During the last 25 years, Project TransTeam Evolution has evolved with the primary goal of increasing the number of scholars in EI/ECSE while enhancing the overall quality of education they receive. Recognizing the urgent need to advance equity and outcomes for young children, particularly in Alabama, the project focuses on addressing persistent personnel shortages in the state and actively recruits individuals from traditionally underrepresented groups, including those who are multilingual and/or come from diverse racial and ethnic backgrounds.

The project is built on the latest research in interprofessional content, processes and practices. Utilizing the outcomes of past programs, Project TransTeam Evolution aims to establish a sustainable interdisciplinary preparation program at UAB, producing strong EI/ECSE leaders in Alabama and beyond.

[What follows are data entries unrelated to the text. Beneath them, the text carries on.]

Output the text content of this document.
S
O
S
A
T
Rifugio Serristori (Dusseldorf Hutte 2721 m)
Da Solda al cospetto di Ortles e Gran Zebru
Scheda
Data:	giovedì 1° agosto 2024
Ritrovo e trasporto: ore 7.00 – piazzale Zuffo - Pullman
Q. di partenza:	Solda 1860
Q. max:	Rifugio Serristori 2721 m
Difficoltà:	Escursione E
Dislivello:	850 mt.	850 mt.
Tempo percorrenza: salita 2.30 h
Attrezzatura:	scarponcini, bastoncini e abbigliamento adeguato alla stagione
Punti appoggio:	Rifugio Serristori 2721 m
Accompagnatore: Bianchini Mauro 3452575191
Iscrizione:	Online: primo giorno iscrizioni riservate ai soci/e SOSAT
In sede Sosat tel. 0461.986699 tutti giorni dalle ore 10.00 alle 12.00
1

The program offers a comprehensive early childhood special education curriculum leading to a master’s degree and teacher licensure. Additionally, it includes related services components in the clinical doctorate programs of Physical Therapy and Occupational Therapy.

Learn more about degrees in early childhood special education, physical therapy and occupational therapy here.


Aiming to address critical areas of need, Project TransTeam Evolution focuses on preparing scholars to be leaders in transdisciplinary teams that include family members, general and special early childhood educators, and related service disciplines. It also strives to improve outcomes for children with high-intensity needs and their families through evidence-based practices and advance equity for young children from diverse cultural, structural and socioeconomic backgrounds.

The project’s holistic approach encompasses a graduate emphasis in interprofessional teaming, ensuring scholars are well-equipped to work effectively in diverse team environments. Over a five-year period, the project plans to prepare 72 scholars from ECSE, PT and OT through an interprofessional graduate program, emphasizing shared coursework, team assignments and coordinated clinical experiences. Notably, 65 percent of the project’s total budget will be allocated for scholar support.

Project TransTeam Evolution also places a strong focus on the recruitment and retention of scholars from underrepresented groups, program enhancements based on recommended practices and professional standards, collaboration with high-need programs and schools, and widespread dissemination of project information and outcomes to contribute to interdisciplinary EI/ECSE personnel preparation across the country.